Jooragong looked very much like a trapped dingo, but he could not refuse the old man’s challenge. A party of the blacks started under his guidance to make sure of the death of the white wizard, and the son of Kaludie went with them. At last Jooragong stopped and said,
“The white wizard lies dead under that tree,” pointing to one in the distance; but when they came to the tree, there was no corpse there. “He is gone—he is a wizard,” said Jooragong.
“Let Jooragong show me the white wizard’s tracks,” answered the old warrior.
“He burrows like the wombat,” said Jooragong.
“Then Jooragong, who is young, but braver than the old men, has not speared the wombat,” sneered the old man. “We will go back, and the gins shall sing of Jooragong—‘Jooragong is young. Jooragong is brave. His enemies are dried up before him like water. We look for the enemies whom he hath speared, but we find them not. When dead they still fear Jooragong, who is braver than the old men.’”
The son of Kaludie, however, did not go back to camp. Jooragong had led the party of searchers within sight of the station buildings, and Harry determined to make a bolt for them, if he died for it. He found it easier work than he had expected to get away. The rest of the blacks were so busy jabbering jibes at Jooragong that Harry was not noticed when he lagged behind, and in a few minutes he was able to slip behind a tree, and thence make a slant for the station. When he had once ventured to begin to run, he kept on running as if he was racing Death. He tumbled to the ground dead-beat, but panting like a steam-engine just about to blow up, when he had almost reached the huts. Donald ran out, and then looked half inclined to run away again.
“Harry,” he said, “are ye sure it’s yoursel’, of your wraith? Hech, man, ye’re a sicht for sair een,” Donald went on, with the tears gushing up into his own generally hard-looking grey eyes, like water oozing from a rock. “We thocht ye’d been deid, an’ buried inside the blacks this long while.”
After Harry’s escape the blacks again made very audacious descents on the station buildings. For one thing, they wanted to recapture the son of Kaludie; for another, they wanted to kill the white wizard, who, instead of having been speared by Jooragong, had made the braggart dodge from tree to tree before his gun. For a third thing the black fellows had a great relish for the white fellows’ stores, to which every now and then they found a scrambling chance of helping themselves. More fighting took place, and every now and then a black was shot. Still the blacks came down upon the homestead.

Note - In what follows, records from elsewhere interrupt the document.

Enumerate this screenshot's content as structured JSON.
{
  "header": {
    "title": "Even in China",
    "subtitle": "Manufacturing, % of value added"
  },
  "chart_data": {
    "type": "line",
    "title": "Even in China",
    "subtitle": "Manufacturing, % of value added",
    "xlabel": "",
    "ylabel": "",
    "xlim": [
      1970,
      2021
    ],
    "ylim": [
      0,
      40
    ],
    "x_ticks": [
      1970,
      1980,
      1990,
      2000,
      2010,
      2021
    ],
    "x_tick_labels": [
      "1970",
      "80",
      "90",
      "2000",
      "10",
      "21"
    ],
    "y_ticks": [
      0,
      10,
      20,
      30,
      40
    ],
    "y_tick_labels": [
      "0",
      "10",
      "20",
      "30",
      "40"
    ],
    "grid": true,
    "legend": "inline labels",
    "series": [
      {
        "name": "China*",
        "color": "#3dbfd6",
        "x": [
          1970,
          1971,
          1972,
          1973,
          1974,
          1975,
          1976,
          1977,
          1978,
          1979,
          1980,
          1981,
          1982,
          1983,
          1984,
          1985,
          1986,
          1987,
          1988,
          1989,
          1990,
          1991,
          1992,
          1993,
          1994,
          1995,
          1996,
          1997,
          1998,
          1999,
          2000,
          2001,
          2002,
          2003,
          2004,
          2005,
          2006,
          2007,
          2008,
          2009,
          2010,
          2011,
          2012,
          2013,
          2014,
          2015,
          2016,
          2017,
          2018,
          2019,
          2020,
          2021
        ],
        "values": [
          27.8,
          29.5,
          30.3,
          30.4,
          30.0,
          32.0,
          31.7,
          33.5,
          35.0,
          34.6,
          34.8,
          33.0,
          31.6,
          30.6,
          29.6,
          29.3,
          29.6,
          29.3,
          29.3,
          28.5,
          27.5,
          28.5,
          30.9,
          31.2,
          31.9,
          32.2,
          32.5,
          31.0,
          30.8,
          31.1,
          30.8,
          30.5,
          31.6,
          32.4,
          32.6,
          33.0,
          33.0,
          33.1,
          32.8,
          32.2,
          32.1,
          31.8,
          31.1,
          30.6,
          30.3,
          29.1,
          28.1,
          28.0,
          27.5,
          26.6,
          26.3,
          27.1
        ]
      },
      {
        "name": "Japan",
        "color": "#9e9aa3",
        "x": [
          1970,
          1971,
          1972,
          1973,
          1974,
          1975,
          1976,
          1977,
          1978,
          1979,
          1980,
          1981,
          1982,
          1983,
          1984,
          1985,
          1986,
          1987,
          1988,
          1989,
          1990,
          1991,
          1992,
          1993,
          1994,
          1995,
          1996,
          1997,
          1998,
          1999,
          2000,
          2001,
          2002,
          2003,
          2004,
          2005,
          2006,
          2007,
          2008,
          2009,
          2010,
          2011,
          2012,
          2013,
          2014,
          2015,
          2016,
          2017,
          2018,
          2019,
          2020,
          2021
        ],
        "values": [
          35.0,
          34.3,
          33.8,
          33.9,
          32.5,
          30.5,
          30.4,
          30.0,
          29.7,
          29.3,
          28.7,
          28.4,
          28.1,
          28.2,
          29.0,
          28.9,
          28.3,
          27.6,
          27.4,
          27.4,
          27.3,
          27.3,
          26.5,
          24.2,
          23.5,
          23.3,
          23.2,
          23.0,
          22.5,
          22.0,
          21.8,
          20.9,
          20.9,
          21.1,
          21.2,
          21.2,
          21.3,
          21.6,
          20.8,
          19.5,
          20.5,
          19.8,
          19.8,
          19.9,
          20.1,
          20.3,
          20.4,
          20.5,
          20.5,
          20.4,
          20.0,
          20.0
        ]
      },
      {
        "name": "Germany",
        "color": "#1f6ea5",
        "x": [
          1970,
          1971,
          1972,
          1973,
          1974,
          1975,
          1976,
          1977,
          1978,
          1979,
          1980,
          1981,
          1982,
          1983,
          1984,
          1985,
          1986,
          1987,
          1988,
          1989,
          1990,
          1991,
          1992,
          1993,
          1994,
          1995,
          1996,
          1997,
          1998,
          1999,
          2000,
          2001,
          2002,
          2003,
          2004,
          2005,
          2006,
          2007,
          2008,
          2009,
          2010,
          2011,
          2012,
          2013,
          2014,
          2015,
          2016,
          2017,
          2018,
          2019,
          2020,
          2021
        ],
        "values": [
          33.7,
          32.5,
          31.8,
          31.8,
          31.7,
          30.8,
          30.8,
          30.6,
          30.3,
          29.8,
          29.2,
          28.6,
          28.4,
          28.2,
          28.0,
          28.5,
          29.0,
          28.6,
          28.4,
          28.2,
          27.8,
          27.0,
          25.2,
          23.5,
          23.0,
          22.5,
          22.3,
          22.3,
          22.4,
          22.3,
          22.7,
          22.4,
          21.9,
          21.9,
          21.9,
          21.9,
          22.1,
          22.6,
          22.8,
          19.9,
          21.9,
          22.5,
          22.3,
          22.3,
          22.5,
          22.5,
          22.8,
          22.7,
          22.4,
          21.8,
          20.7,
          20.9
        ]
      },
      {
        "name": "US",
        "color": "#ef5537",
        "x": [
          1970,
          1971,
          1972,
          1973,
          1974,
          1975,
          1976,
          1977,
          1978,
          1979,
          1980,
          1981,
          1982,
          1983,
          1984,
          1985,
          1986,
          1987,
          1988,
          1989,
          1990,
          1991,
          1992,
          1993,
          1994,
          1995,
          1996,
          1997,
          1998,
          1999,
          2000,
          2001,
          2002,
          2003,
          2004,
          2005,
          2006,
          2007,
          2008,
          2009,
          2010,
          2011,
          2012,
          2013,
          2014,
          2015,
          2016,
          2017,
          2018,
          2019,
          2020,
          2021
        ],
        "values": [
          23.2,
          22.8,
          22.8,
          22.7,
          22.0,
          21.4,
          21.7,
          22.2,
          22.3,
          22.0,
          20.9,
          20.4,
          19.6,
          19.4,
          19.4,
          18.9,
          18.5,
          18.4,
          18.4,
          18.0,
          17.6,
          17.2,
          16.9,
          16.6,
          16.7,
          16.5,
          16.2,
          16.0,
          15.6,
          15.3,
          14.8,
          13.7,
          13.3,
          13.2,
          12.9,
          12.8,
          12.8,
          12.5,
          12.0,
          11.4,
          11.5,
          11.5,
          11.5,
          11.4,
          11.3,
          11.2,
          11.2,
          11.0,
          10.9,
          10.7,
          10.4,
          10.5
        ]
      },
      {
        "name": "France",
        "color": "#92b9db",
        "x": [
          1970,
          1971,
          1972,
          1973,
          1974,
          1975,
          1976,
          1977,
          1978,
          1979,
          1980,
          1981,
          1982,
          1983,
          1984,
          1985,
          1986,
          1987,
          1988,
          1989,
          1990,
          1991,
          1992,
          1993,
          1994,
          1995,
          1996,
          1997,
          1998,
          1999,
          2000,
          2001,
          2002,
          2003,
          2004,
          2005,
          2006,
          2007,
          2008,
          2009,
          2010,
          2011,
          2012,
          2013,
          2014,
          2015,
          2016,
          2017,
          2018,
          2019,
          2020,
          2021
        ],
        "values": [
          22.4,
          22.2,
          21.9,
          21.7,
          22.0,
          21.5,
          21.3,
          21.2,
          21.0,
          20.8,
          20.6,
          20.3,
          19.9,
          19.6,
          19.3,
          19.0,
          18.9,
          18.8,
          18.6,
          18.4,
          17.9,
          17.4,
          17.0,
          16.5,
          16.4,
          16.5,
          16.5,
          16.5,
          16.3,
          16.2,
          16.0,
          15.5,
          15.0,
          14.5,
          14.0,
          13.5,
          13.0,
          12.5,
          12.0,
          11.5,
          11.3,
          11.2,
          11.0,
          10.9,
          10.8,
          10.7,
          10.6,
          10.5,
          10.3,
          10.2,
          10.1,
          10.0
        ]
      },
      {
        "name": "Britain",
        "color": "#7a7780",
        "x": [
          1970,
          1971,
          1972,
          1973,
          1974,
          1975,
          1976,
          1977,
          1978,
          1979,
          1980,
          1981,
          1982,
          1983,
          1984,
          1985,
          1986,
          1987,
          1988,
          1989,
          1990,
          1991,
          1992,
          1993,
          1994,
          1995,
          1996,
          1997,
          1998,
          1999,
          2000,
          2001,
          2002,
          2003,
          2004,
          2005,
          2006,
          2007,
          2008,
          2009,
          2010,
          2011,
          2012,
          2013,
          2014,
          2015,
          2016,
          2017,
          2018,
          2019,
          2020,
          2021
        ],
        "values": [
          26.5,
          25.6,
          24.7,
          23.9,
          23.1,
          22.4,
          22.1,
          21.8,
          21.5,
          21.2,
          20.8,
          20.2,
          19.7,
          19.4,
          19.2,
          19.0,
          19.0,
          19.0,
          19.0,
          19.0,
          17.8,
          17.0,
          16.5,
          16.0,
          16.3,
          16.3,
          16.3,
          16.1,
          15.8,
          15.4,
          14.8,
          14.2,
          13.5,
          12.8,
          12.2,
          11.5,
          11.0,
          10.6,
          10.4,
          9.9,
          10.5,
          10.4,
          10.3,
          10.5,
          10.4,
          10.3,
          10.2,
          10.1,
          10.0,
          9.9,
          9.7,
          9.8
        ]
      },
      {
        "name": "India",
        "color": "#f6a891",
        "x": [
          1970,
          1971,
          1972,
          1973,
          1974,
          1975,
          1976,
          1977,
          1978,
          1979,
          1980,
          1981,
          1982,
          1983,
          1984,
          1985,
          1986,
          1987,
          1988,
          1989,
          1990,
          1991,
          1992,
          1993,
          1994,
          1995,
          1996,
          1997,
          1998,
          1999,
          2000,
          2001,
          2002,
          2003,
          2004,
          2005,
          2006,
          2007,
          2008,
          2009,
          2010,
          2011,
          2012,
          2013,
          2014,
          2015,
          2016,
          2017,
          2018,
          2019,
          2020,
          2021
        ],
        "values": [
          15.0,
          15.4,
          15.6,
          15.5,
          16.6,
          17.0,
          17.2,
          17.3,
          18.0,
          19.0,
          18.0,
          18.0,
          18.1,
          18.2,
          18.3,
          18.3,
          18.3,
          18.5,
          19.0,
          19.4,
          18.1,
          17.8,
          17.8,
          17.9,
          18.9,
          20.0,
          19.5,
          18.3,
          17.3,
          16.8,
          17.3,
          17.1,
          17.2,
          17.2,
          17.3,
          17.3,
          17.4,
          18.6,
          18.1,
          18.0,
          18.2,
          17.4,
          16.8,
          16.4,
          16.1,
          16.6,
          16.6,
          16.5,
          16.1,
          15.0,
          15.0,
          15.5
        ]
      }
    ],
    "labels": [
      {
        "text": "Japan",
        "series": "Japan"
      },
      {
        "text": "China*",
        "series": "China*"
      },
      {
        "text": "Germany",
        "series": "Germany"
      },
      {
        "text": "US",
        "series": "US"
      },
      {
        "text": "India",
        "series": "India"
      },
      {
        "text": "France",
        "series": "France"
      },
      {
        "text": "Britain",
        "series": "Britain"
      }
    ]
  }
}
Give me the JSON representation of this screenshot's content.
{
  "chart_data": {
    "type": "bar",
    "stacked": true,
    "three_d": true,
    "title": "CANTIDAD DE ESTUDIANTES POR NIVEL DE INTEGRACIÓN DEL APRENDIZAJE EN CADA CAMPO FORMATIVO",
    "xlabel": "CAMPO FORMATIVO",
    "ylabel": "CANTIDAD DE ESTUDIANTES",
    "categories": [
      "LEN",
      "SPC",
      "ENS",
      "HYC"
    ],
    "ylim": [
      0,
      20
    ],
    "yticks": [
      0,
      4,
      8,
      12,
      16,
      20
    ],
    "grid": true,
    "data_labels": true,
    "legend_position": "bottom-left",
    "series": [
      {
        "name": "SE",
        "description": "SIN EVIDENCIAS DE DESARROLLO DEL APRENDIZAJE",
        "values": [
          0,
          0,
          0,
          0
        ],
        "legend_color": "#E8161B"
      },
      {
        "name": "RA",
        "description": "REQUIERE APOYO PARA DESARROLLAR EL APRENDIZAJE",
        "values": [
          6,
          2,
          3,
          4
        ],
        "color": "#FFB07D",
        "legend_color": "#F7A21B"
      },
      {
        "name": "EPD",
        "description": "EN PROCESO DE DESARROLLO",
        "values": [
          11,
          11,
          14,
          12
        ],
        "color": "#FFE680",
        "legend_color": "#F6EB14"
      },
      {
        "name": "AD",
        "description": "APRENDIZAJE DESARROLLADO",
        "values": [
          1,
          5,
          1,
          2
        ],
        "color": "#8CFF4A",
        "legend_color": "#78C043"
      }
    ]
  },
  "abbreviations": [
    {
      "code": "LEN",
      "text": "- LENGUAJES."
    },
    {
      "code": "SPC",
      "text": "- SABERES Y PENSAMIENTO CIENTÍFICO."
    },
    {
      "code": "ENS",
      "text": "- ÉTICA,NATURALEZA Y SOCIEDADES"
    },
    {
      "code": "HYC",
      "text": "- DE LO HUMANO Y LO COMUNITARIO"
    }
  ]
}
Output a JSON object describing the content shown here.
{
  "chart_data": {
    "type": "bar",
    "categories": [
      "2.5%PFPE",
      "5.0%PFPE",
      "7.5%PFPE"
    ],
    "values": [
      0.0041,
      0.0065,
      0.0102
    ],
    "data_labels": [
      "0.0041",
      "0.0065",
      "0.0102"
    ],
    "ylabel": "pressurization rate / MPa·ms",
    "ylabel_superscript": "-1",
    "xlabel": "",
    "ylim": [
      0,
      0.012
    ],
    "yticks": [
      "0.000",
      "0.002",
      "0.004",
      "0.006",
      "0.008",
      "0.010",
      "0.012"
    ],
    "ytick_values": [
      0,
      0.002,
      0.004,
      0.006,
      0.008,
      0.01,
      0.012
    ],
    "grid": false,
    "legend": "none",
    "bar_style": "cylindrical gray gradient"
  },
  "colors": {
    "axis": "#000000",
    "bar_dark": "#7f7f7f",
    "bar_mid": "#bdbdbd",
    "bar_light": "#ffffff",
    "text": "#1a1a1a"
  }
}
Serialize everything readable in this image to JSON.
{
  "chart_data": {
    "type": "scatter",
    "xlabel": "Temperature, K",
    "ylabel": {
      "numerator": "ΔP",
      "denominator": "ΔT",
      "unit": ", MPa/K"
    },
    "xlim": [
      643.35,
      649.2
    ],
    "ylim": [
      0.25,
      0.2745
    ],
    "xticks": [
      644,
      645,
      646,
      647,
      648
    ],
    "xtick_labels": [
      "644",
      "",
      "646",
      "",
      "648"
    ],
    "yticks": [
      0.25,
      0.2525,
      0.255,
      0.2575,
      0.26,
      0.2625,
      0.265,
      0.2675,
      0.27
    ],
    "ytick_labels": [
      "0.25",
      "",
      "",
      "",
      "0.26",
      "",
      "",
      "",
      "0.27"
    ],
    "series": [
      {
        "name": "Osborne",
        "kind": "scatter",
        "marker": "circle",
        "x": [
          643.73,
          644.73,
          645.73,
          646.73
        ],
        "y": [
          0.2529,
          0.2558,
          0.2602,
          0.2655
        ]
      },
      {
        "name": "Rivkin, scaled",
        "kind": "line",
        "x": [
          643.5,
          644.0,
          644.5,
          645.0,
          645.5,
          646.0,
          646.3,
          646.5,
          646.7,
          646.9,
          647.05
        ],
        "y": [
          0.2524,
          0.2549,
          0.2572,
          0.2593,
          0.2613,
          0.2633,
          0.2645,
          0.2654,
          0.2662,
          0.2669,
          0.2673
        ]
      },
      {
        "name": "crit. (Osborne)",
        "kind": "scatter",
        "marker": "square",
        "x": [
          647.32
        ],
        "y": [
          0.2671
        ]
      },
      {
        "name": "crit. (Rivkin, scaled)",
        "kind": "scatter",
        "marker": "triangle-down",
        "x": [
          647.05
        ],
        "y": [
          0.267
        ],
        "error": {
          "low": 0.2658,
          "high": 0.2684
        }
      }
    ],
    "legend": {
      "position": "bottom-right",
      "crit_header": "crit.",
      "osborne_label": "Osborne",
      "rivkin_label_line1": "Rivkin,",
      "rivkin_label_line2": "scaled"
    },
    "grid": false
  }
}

As it was impossible to guess when they would come, the place could not be efficiently guarded unless the whole of the little garrison always stayed at home—and in that case how was the work of the station to be done?
“Ah tell thee whet ’tis, Mester Sydney,” said Jawing Jim (who up in the bush had almost begun to merit his sobriquet); “if tha wan’t poiason the warmin, tha moost skeer ’em. Me an’ Boab’ll do it for thee. Boab ain’t mooch fit for nawthing else nowa, poor lahd!”
This was the stratagem the men contrived: They cut off the head of a dead black fellow, and put it into a full flour-cask, the top of which was left open. Then leaving the store door unlocked, and the flour-cask just behind it, all the pioneers left the buildings; the boys, however, returning by a roundabout route, and “planting” in some scrub not far off to witness what might happen. They had to wait some time, but at last the blacks made their appearance. Even their keen eyes detecting no trace of the presence of any whites, they soon swarmed up boldly to the store. Jooragong, bravest of the brave when there was nothing to be feared, rolled out the cask that stood so conveniently near and open, and began to scoop out the flour with both hands. But presently they brought up his countryman’s head. The other blacks raised a wild howl and fled, but Jooragong stood stock-still, gaping, with eyes starting from his head at his hideous handful. The firing of the boys’ guns broke the spell. Off Jooragong bounded also, dropping the floury head out of his floury hands back into the cask; and so long as Harry and Donald stayed at Pigeon Park, the blacks never again ventured within gunshot of the store.